I pressed the play button on the remote control and there was a moment while the VCR cranked up that the tape ran for a while with nothing on it, then suddenly there was Jocelyn Colby tied to a chair with a white scarf over her mouth. She squirmed against the ropes, her eyes, above the scarf, wide with fear. And that was it.
The tape ran for about five minutes. There was no sound except the muffled noise she was able to make through the scarf, no message, merely the picture of Jocelyn struggling in captivity. The screen went blank though the tape continued to roll. After it had rolled blankly far enough to persuade me it contained
nothing else, I stopped it, and rewound it.
"There was someone," Susan said.
"We were wrong."
I nodded.
"How will you find her?" Susan said.
"Let's run the tape again," I said and pressed the play button.

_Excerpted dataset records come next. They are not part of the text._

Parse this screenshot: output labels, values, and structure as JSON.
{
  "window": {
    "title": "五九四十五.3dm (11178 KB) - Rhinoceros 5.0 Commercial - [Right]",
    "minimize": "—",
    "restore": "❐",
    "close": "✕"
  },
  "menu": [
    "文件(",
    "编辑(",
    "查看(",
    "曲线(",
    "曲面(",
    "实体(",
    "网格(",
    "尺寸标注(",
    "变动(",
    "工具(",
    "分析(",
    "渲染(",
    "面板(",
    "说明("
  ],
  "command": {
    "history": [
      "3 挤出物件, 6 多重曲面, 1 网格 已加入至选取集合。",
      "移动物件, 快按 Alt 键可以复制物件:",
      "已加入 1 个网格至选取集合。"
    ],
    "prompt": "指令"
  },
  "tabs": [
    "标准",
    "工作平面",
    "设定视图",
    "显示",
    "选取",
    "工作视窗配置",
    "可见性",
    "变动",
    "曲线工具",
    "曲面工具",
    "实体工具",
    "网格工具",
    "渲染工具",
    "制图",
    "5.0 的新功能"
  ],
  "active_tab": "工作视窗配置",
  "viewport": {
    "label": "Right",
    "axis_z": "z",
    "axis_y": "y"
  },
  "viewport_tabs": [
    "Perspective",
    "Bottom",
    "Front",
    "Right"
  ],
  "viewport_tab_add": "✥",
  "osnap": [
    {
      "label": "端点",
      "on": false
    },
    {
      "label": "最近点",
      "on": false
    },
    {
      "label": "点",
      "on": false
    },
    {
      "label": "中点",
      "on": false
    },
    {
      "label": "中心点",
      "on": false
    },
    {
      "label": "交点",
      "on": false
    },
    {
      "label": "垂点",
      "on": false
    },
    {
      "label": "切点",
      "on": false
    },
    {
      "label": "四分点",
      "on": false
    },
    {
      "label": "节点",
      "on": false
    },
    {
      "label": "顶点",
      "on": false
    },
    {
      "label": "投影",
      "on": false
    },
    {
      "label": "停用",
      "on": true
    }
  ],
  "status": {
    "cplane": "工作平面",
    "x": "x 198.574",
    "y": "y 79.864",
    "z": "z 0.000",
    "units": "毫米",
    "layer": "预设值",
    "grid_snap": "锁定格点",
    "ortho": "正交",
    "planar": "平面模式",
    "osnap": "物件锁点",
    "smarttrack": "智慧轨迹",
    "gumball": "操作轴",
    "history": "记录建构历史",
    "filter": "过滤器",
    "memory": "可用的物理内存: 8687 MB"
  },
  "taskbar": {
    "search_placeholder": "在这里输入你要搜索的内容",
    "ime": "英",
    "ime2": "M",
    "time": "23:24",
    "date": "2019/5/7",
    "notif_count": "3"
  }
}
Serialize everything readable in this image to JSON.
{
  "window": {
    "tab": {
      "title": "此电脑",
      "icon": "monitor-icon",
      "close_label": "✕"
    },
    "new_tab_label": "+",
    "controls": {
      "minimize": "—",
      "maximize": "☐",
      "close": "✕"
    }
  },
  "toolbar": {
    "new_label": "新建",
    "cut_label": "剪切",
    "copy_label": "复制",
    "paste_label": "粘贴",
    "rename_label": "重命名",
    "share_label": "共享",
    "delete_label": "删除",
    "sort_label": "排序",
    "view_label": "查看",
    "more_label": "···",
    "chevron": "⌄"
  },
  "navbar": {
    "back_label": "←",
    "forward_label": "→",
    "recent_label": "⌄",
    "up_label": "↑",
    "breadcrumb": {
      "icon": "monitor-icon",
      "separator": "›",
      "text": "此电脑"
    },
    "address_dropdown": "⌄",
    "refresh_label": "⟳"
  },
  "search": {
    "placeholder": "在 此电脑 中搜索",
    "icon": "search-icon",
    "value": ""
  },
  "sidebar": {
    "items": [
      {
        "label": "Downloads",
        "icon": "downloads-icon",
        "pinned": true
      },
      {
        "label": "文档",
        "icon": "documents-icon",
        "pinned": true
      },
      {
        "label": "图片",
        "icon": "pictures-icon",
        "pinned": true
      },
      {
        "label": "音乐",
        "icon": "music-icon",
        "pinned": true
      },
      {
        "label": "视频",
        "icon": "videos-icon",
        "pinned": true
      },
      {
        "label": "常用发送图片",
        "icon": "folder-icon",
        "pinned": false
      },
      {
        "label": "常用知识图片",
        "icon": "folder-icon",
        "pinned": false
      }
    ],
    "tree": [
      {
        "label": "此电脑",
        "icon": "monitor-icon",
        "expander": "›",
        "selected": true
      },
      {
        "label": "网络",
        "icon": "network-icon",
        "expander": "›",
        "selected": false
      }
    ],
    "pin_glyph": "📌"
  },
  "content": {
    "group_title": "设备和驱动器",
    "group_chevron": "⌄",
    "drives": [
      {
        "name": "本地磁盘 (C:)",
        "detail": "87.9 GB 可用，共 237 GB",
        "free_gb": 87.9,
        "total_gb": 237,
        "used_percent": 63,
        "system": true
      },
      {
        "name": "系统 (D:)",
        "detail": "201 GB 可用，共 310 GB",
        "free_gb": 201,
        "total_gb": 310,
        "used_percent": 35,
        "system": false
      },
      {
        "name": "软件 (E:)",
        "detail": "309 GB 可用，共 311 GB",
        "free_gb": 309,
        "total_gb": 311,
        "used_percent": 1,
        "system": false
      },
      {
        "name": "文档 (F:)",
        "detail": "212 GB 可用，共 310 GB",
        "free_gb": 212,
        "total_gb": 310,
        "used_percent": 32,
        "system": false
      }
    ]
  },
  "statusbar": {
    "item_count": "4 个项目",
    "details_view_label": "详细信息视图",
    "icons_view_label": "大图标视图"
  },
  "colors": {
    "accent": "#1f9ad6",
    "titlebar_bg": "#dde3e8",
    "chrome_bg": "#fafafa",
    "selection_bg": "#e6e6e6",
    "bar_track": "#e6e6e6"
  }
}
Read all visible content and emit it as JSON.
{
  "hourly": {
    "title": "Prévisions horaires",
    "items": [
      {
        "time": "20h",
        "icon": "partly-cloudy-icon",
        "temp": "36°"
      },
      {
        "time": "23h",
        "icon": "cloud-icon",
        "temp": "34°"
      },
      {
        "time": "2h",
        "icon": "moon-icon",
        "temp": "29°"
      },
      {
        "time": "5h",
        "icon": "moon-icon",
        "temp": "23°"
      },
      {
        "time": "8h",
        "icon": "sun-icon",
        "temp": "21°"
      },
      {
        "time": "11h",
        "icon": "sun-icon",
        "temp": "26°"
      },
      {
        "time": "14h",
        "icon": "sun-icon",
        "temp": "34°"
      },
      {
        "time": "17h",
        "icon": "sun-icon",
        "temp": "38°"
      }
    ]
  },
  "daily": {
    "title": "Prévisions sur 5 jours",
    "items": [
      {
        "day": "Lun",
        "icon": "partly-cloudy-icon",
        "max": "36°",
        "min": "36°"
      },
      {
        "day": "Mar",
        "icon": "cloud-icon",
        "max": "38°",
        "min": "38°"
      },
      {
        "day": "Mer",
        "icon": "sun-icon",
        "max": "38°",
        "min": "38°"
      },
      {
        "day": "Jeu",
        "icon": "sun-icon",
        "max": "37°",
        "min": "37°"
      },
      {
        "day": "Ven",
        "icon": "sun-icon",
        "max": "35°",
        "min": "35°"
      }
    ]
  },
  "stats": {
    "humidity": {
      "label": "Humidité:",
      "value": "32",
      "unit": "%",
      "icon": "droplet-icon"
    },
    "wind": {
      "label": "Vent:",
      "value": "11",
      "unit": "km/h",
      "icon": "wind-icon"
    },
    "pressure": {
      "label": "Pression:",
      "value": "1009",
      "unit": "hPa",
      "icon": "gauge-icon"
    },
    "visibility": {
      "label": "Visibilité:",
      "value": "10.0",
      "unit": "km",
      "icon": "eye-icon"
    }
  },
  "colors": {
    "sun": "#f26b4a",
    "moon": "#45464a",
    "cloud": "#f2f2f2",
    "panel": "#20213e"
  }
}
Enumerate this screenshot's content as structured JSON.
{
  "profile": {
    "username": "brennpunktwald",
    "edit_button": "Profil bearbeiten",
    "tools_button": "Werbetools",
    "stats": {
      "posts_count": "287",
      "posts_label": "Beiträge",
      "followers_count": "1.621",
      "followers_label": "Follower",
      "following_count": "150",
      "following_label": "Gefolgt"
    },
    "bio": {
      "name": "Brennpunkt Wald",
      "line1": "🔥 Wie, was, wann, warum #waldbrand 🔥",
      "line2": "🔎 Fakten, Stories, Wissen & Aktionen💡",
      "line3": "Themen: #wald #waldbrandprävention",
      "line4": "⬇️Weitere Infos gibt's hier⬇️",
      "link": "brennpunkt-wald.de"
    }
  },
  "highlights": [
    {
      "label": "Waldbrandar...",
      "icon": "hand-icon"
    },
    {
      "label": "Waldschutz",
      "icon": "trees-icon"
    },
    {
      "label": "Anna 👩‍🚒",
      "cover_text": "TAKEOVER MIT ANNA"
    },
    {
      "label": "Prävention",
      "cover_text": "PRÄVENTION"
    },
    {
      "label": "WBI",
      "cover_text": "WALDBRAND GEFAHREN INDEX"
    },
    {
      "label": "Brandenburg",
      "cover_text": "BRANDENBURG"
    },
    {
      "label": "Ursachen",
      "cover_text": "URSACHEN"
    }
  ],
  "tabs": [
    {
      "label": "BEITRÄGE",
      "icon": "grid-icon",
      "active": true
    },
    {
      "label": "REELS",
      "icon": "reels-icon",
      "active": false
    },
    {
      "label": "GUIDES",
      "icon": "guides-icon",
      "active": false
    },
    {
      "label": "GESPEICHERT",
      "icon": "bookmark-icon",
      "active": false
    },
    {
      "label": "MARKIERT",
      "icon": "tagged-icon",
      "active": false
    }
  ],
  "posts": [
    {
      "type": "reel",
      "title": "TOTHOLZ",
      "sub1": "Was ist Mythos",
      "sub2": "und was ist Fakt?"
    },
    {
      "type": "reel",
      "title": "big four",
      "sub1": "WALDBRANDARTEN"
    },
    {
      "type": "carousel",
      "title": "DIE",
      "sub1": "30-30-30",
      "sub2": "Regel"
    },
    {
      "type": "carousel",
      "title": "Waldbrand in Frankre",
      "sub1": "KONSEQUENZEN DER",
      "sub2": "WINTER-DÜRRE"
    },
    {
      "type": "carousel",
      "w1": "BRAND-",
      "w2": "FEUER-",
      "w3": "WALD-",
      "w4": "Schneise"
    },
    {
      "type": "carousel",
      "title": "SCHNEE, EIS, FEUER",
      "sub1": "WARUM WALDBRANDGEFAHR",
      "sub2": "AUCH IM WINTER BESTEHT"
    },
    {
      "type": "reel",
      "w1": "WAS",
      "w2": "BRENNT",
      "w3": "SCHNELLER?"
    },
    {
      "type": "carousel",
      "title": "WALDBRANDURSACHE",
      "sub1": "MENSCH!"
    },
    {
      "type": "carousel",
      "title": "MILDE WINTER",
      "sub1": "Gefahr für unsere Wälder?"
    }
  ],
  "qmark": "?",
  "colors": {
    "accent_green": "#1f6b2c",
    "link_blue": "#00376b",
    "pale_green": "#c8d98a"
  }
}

Jocelyn was wearing a black slip and black high-heeled shoes, or more accurately one black high-heeled shoe. The other shoe lay on the floor in front of her. The strap of her slip was off her left shoulder. There was no bra strap. Her ankles and knees were bound with clothesline. Several loops of the same rope around her waist held her in the chair. The white scarf appeared to be silk. It covered her face from nose to chin. Her dark hair had fallen forward and covered her right eye. In the background of the picture was the corner of a bed. The light seemed natural and seemed to come from Jocelyn's left. Her hands were out of sight behind her back, but from the way she squirmed in the chair it appeared that they were tied to the chair. The chair itself was a sturdy oak straight chair, the kind you find in libraries. The wall behind her was a sort of neutral beige. It was blank.
I ran the tape maybe five more times while Susan sat forward, her chin on her hands, studying it. There was nothing else to see.
I shut it off.
"What does he want," Susan said.
"If it's a man," I said.
Susan shook her head impatiently.
"He or she. What does the kidnapper want? Why did he send you this tape?"
"I don't know. It lets me know he's got her."
"There was no letter with the tape?"
"No. Maybe we'll hear something in a while."
"I don't get it," Susan said.
"I think that's my mantra," I said.
"Will you notify the police?"
"Have to. I'll get a copy made of this tape and go to Port City and give the original to DeSpain."
"What else will you do?"
"I'll look into Jocelyn's background a little more. Rummage through her apartment."
Pearl came and put her head in Susan's lap. Susan stroked Pearl's head and turned toward me again.
"I know you value restraint," Susan said.